Halbuki benden henüz rabıtalı hatırat beklenmemelidir. Bununla beraber, hevl-nak (korkunç) haşyet engiz vukuatdan birkaç münazar ve hatıratı nakil edebileceğim; mitralyöz mütehassısı olmak münasebetiyle bu muharebede en güç ve zayıfın ifasıyla muzaffer; en muhallik mevakide, nekatda harb etmeye mecburuz; her bir harbde; nerede tehlike varsa oraya sürülüyoruz, cesur piyadelerimizin hücumunu ihzar etmek ve onlara yol açmak için avcı hattına veya avcı hattının ilerisine gönderiliriz; bir makinalı tüfek dakikada 250 kurşun endaht eder ve lâ-yenkati’ (devamlı) bir fişek kuşağı diğerini takib eder; ekseriya bütün bölük tüfenkleri birlikte çalışır. Bu namluların önüne düşenin vay haline! Bi had ve hesap alaylar olsa bile derhal mahvolur. Biçare düşman askerinin bir şeyden haberi olmadan üzerimize doğru ilerlerken ansızın bir tanesi bile sağ kalmadan yere serildiğine pek çok defa tesadüf ettik.

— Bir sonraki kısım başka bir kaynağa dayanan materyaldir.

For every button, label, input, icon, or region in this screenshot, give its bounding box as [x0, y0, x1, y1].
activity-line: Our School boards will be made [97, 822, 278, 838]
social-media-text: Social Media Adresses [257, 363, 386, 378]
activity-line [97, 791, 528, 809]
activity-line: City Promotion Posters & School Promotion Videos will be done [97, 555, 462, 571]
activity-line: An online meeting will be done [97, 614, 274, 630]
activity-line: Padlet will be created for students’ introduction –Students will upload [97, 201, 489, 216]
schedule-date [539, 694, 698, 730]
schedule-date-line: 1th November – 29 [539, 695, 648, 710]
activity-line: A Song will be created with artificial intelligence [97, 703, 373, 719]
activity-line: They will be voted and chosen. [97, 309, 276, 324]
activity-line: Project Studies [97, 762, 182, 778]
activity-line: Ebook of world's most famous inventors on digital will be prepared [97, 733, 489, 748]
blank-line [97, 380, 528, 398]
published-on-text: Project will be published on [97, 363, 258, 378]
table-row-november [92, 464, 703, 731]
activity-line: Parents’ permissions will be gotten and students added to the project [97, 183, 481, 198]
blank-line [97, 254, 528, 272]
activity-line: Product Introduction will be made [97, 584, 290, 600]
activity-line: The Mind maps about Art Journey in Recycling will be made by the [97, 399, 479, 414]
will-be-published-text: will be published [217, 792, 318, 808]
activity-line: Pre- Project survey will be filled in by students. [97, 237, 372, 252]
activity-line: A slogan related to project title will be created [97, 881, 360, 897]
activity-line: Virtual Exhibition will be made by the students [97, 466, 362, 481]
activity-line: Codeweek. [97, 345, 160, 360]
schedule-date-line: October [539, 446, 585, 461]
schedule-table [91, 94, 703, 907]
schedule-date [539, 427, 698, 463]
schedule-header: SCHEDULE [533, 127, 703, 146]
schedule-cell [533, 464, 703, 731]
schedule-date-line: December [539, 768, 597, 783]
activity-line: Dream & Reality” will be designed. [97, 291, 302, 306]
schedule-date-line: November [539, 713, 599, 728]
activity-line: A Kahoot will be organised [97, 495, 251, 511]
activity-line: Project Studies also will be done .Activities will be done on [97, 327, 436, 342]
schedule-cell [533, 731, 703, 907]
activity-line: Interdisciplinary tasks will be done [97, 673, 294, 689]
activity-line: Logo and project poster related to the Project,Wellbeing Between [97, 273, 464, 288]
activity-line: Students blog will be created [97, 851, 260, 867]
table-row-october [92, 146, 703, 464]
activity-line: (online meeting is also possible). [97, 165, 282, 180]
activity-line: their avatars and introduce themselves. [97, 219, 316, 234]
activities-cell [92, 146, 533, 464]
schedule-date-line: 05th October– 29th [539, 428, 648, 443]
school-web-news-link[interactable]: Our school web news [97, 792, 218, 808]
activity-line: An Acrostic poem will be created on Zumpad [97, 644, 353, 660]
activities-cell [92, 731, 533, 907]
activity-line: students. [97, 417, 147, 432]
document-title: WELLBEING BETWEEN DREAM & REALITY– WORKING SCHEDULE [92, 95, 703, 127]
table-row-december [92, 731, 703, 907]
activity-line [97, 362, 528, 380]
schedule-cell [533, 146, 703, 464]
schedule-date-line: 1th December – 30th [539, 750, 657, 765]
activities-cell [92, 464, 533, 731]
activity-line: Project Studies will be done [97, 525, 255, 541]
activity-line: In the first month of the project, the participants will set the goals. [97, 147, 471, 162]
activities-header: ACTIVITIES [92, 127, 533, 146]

Biz bulunduğumuz mevkii askeriyede yeni teşkil edilen bir ihtiyat alayıyla meydanı harbe sevk olunurken ¨Liyej¨ mevkii müstahkemi henüz sükut etmişti. ¨Tuspsalluh¨ da vagonlardan indik. Yavaş yavaş yürüyerek ilerliyor ve her bir istirahatten bilistifade büyük bir faaliyetle talim ediyorduk.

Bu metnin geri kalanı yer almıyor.